Gwyneth Paltrow, Snoop Dogg, and Justin Bieber — all have joined the growing camp of crypto supporters. But digital assets also have their detractors, including former "The O.C." star Ben McKenzie, who's co-authoring a book on the risks posed by cryptocurrency.

Best-selling author Michael Lewis, whose 16 books include deeply reported chronicles of the thrills and flaws of Wall Street, appears to fall in between the two camps.

In a new interview, Lewis cautioned that the value of cryptocurrency may dramatically plummet and its wide adoption could threaten traditional capital markets. But he also lauded crypto innovations that he says could establish fairness between traders.

"The whole thing may come crashing down," says Lewis, whose podcast "Against the Rules" recently returned for its third season. "Crypto is an act of faith — like gold, like the dollar."

"It's hard to judge — impossible to judge — whether that faith is sustainable or not," he adds. "But the longer it goes on, the more of a threat it poses to the existing financial order."

While the major stock indexes have suffered losses so far this year, the widely held cryptocurrencies bitcoin (BTC-USD) and ethereum (ETH-USD) have seen sharper declines. Bitcoin has dropped 16% so far this year, and Ethereum has fallen 21%, as of early Wednesday morning.

But proponents of cryptocurrency say volatility is to be expected for a relatively new asset class, often noting that regulatory uncertainty helps foster market swings.

Treasury Secretary Janet Yellen last week called for regulation of cryptocurrency in a comprehensive speech, saying government intervention would monitor the rapid spread of digital assets and prevent illicit uses.

The remarks came just weeks after President Joe Biden signed an executive order on cryptocurrency in March. Many top players in crypto praised the Biden administration for the move.

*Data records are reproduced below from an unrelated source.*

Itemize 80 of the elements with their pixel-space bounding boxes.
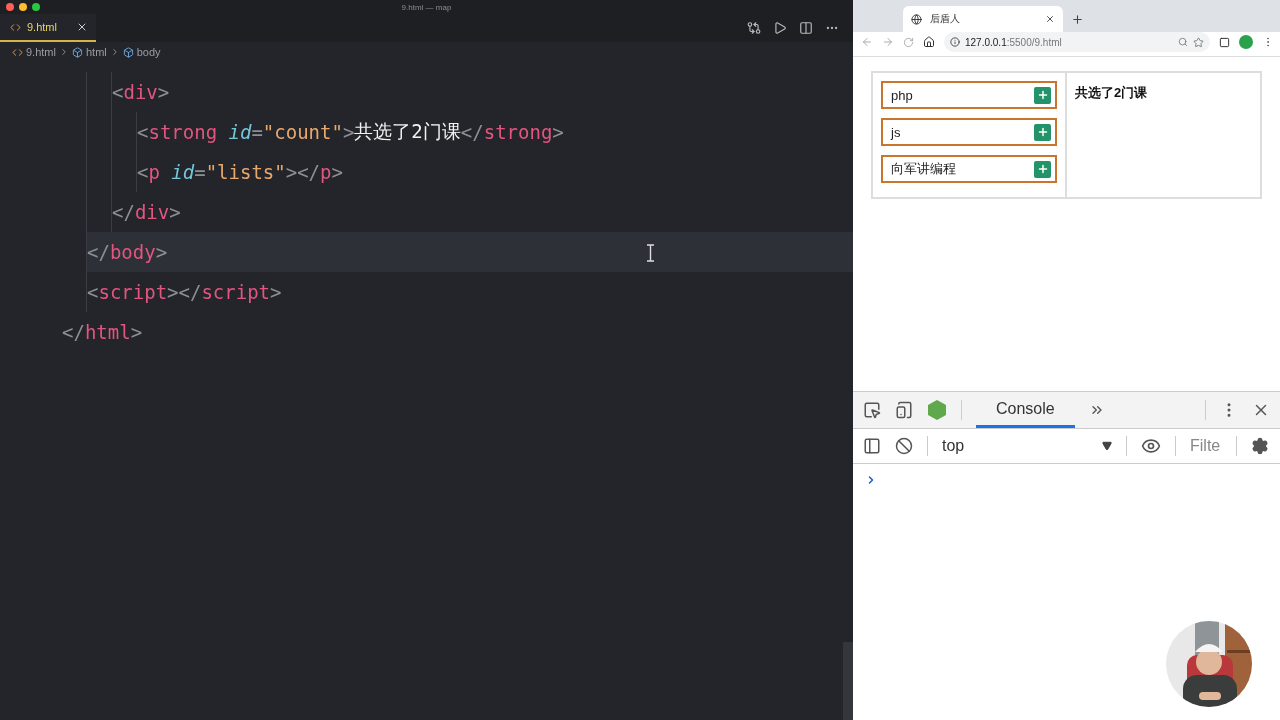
code-token: >	[169, 201, 181, 223]
code-icon	[12, 46, 23, 58]
code-token: body	[109, 241, 156, 263]
code-token: </	[87, 241, 110, 263]
code-token: strong	[148, 121, 218, 143]
star-icon[interactable]	[1193, 36, 1204, 48]
code-token: ></	[285, 161, 321, 183]
code-token: ></	[167, 281, 202, 303]
breadcrumb[interactable]: body	[136, 46, 161, 58]
address-bar[interactable]: 127.0.0.1:5500/9.html	[944, 32, 1210, 52]
code-token: >	[342, 121, 355, 143]
run-icon[interactable]	[773, 21, 787, 35]
code-token: >	[155, 241, 168, 263]
code-token: script	[98, 281, 168, 303]
new-tab-icon[interactable]	[1071, 12, 1084, 26]
code-token: p	[320, 161, 332, 183]
cube-icon	[71, 46, 83, 58]
code-token: "count"	[262, 121, 343, 143]
add-button[interactable]	[1034, 86, 1051, 104]
text-cursor-icon	[646, 244, 655, 262]
course-name: 向军讲编程	[891, 160, 956, 178]
settings-icon[interactable]	[1251, 437, 1269, 455]
compare-icon[interactable]	[747, 21, 761, 35]
code-token: >	[130, 321, 143, 343]
code-token: script	[201, 281, 271, 303]
browser-tab[interactable]: 后盾人	[903, 6, 1063, 32]
clear-icon[interactable]	[895, 437, 913, 455]
code-token: div	[134, 201, 170, 223]
code-icon	[10, 21, 21, 33]
hexagon-icon[interactable]	[927, 399, 947, 421]
info-icon[interactable]	[950, 37, 960, 47]
course-name: js	[891, 124, 901, 140]
code-token: id	[228, 121, 252, 143]
code-token: </	[62, 321, 85, 343]
code-token: id	[171, 161, 195, 183]
zoom-icon[interactable]	[1178, 37, 1188, 47]
code-token: "lists"	[205, 161, 286, 183]
code-token: strong	[483, 121, 553, 143]
profile-avatar[interactable]	[1239, 35, 1253, 49]
code-token: </	[112, 201, 135, 223]
extension-icon[interactable]	[1219, 36, 1230, 48]
device-icon[interactable]	[895, 401, 913, 419]
context-select[interactable]: top	[942, 437, 1112, 455]
globe-icon	[911, 13, 922, 25]
tab-title: 后盾人	[930, 12, 961, 26]
breadcrumb[interactable]: 9.html	[26, 46, 56, 58]
code-token: html	[84, 321, 131, 343]
add-button[interactable]	[1034, 160, 1051, 178]
breadcrumb[interactable]: html	[85, 46, 107, 58]
window-controls[interactable]	[6, 3, 40, 11]
code-token: <	[87, 281, 99, 303]
split-editor-icon[interactable]	[799, 21, 813, 35]
tab-label: 9.html	[27, 21, 58, 33]
add-button[interactable]	[1034, 123, 1051, 141]
scrollbar[interactable]	[843, 642, 853, 720]
code-token: >	[552, 121, 564, 143]
inspect-icon[interactable]	[863, 401, 881, 419]
code-token: div	[123, 81, 158, 103]
cube-icon	[122, 46, 134, 58]
code-token: >	[157, 81, 170, 103]
code-token: <	[137, 161, 149, 183]
code-token: >	[331, 161, 343, 183]
sidebar-icon[interactable]	[863, 437, 881, 455]
dropdown-triangle-icon[interactable]	[1102, 441, 1112, 451]
code-token: 共选了2门课	[354, 119, 461, 144]
eye-icon[interactable]	[1141, 436, 1161, 456]
selected-count: 共选了2门课	[1075, 85, 1148, 100]
window-title: 9.html — map	[401, 2, 452, 12]
editor-tab[interactable]: 9.html	[0, 14, 96, 42]
close-icon[interactable]	[1045, 14, 1055, 24]
code-token: >	[270, 281, 282, 303]
home-icon[interactable]	[923, 36, 935, 48]
course-name: php	[891, 87, 913, 103]
close-icon[interactable]	[76, 21, 88, 33]
code-token: =	[251, 121, 263, 143]
code-token: <	[137, 121, 149, 143]
code-token: </	[460, 121, 484, 143]
code-token: p	[148, 161, 160, 183]
code-token: =	[194, 161, 206, 183]
code-token: <	[112, 81, 124, 103]
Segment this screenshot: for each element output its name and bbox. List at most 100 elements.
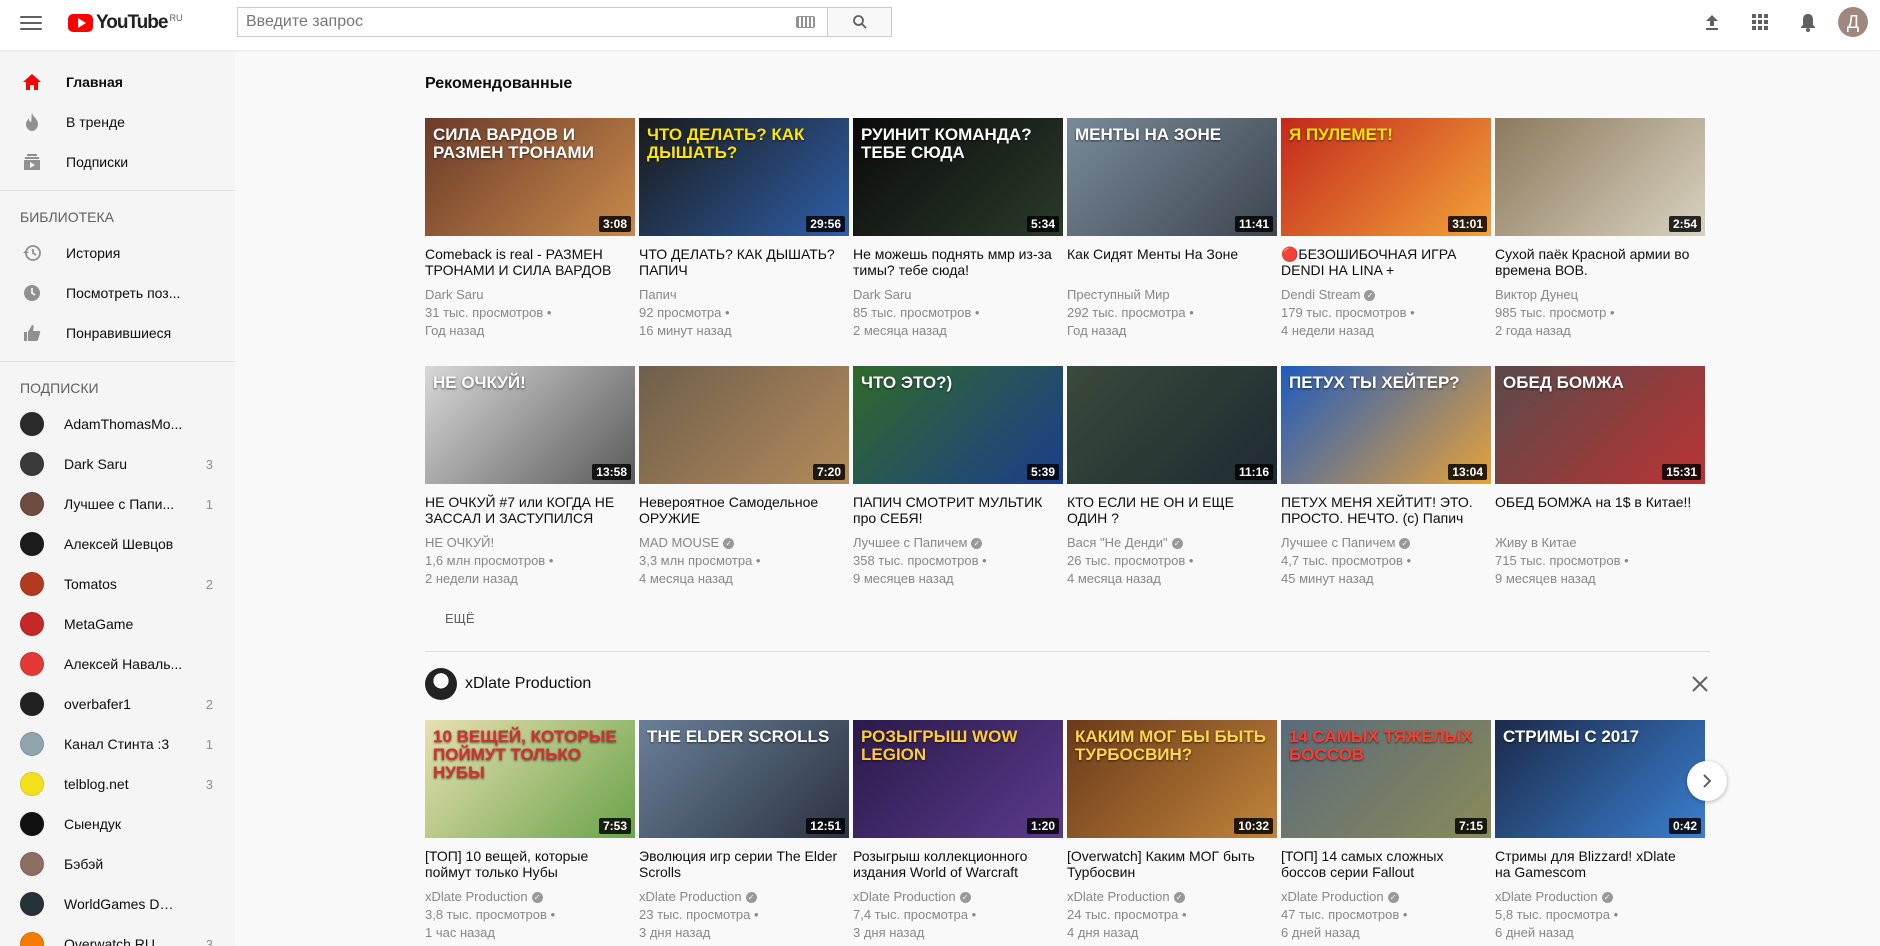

FILE - A Bitcoin logo is displayed on an ATM in Hong Kong, Thursday, Dec. 21, 2017. A cryptocurrency expert was sentenced Tuesday, April 12, 2022, to more than five years in federal prison for helping North Korea evade U.S. sanctions. (AP Photo/Kin Cheung, File)
FILE - A Bitcoin logo is displayed on an ATM in Hong Kong, Thursday, Dec. 21, 2017. A cryptocurrency expert was sentenced Tuesday, April 12, 2022, to more than five years in federal prison for helping North Korea evade U.S. sanctions. (AP Photo/Kin Cheung, File)

Lewis, whose 2014 book heightened criticism over the lucrative use of high frequency trading on Wall Street, said cryptocurrency markets could improve upon equity markets in their removal of brokers who otherwise provide an advantage for some traders.

Cryptocurrency "eliminates middlemen," Lewis says. "If you are trading on a cryptocurrency exchange, you have an account with the exchange; you don't account with a broker who's moving your stuff in and out of the exchange."

"There are not high frequency traders who are paying the cryptocurrency exchange for faster information about the exchange," he adds. "The whole jerry-rigging of the stock market isn't happening here."